El día después de nuestro regreso a París, Edmond encontró una nueva caniche para Maman. La ha llamado Princesa de Lamballe en honor de la mejor amiga y confidente de la reina María Antonieta. Personalmente, se me antoja un nombre de curiosa elección, especialmente teniendo en cuenta el destino que corrió la princesa de Lamballe original. Si mal no recuerdo, en el momento culminante de la Revolución, la desgraciada dama fue entregada al populacho, violada, golpeada y acuchillada hasta la muerte. Le cortaron la cabeza, los brazos, las piernas —creo que hasta los pechos— para después mostrarlos clavados en estacas. En cualquier caso, Maman está contenta y, por consiguiente, él también lo está. La gente dice que Alys Lenoir fue el amor de la vida de Edmond. Quizá fuera cierto. No lo sé. Nunca habla de ella. Por lo que yo sé, Edmond vive por y para Maman…, ¡para ella y para el gran linaje de los La Grange!

Naturalmente, también me quiere a mí… a su manera. Sé que usted no me cree, Oscar, pero yo también le quiero, y le estoy agradecida. Edmond es mi protector. No sé cómo funcionan las cosas en Inglaterra, pero en Francia toda actriz protagonista tiene que tener un protector, un gentil caballero que la alimente, que la vista, que le pague el alquiler. ¡En Francia, las actrices deben pagarse su vestuario! Y eso es algo que no pueden hacer sin la figura de un protector. Hasta que Edmond me tomó bajo su ala, yo hacía lo que hacen otras chicas: subir todas las noches al escenario y estudiar desde allí los palcos. Cuando captaba la atención de algún caballero, él me hacía una señal… doblando el programa sobre el borde del palco y alzando los dedos para indicar el número de monedas de cinco francos que estaba dispuesto a ofrecer por esa noche. Edmond me ha librado de todo eso. Es un buen hombre… y un gran actor.
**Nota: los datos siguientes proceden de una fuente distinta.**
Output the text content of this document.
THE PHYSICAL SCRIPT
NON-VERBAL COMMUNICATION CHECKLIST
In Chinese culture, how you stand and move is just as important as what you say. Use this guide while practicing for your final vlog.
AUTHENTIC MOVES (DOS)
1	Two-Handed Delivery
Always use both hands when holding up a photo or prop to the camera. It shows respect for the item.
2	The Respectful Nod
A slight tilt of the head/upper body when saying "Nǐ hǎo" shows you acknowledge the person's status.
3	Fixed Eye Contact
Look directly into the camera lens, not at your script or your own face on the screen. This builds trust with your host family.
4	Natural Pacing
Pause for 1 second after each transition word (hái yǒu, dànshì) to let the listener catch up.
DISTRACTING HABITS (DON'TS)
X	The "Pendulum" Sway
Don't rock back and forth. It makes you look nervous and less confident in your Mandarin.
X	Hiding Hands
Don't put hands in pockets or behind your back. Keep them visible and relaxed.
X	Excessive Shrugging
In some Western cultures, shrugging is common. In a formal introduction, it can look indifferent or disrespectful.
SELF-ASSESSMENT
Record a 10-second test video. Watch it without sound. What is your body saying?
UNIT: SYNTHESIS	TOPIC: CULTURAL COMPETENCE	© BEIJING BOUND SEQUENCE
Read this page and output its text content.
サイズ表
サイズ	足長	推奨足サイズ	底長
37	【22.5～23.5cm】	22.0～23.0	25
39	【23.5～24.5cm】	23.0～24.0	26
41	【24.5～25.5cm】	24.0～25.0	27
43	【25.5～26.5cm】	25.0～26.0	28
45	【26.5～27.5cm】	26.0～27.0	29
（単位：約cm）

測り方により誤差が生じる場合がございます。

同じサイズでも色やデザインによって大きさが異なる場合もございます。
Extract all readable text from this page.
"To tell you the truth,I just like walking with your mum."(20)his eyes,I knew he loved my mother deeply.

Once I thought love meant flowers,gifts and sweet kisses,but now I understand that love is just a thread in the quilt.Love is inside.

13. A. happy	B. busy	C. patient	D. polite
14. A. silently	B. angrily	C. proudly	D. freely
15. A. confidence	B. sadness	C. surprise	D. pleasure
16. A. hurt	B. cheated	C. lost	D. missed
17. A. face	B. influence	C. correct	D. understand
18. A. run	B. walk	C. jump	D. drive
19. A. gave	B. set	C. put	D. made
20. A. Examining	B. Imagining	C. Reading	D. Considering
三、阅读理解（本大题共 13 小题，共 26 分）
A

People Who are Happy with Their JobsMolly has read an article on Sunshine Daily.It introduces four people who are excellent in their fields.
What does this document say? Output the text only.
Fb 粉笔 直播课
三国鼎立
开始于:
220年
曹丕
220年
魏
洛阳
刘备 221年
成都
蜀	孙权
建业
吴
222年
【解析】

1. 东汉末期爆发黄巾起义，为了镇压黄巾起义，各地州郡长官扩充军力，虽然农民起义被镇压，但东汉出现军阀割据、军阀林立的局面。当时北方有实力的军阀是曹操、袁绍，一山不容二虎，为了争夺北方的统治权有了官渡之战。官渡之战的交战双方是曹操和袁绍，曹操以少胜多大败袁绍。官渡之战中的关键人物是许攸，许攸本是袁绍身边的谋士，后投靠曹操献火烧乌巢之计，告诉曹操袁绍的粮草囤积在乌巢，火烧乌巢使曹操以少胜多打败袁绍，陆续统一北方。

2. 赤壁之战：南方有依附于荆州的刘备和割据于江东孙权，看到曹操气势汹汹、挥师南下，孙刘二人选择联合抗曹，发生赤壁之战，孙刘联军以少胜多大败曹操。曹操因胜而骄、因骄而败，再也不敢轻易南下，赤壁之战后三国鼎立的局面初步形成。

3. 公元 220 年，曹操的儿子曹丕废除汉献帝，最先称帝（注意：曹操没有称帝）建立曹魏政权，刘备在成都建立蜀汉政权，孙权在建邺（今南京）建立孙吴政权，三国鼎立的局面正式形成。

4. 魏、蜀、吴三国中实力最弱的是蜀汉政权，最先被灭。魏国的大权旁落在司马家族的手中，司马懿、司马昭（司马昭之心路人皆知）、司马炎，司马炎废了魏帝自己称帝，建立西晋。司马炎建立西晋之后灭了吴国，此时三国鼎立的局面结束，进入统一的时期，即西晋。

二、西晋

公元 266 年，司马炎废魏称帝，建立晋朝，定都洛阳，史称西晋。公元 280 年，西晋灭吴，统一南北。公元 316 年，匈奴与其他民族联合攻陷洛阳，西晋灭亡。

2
Y le quiere. Y le echa de menos. Lo único que desea de la vida son los aplausos… y las cartas… y la conversación. ¡Desea su conversación, Oscar! Y también su compañía. Todos la deseamos. Traquair, especialmente, pide que le dé recuerdos suyos. Trabaja duro en calidad de ayudante de vestuario de Edmond, pero se siente solo. Estoy intentando enseñarle francés. ¡Tengo que irme! Acaba de sonar la campana. ¡Debo cubrir mis pechos insuficientes y ponerme el vestido de Chimène! Esta noche toca Corneille…, no nos esperan muchas risas. Deseamos reír, Oscar, por eso le necesitamos. Venga a París, cher Oscar. Venga en cuanto le sea posible.

Oscar hizo lo que se le pedía. Viajó desde Londres a Le Havre en barco primero y después en tren a París el martes, 30 de enero de 1883.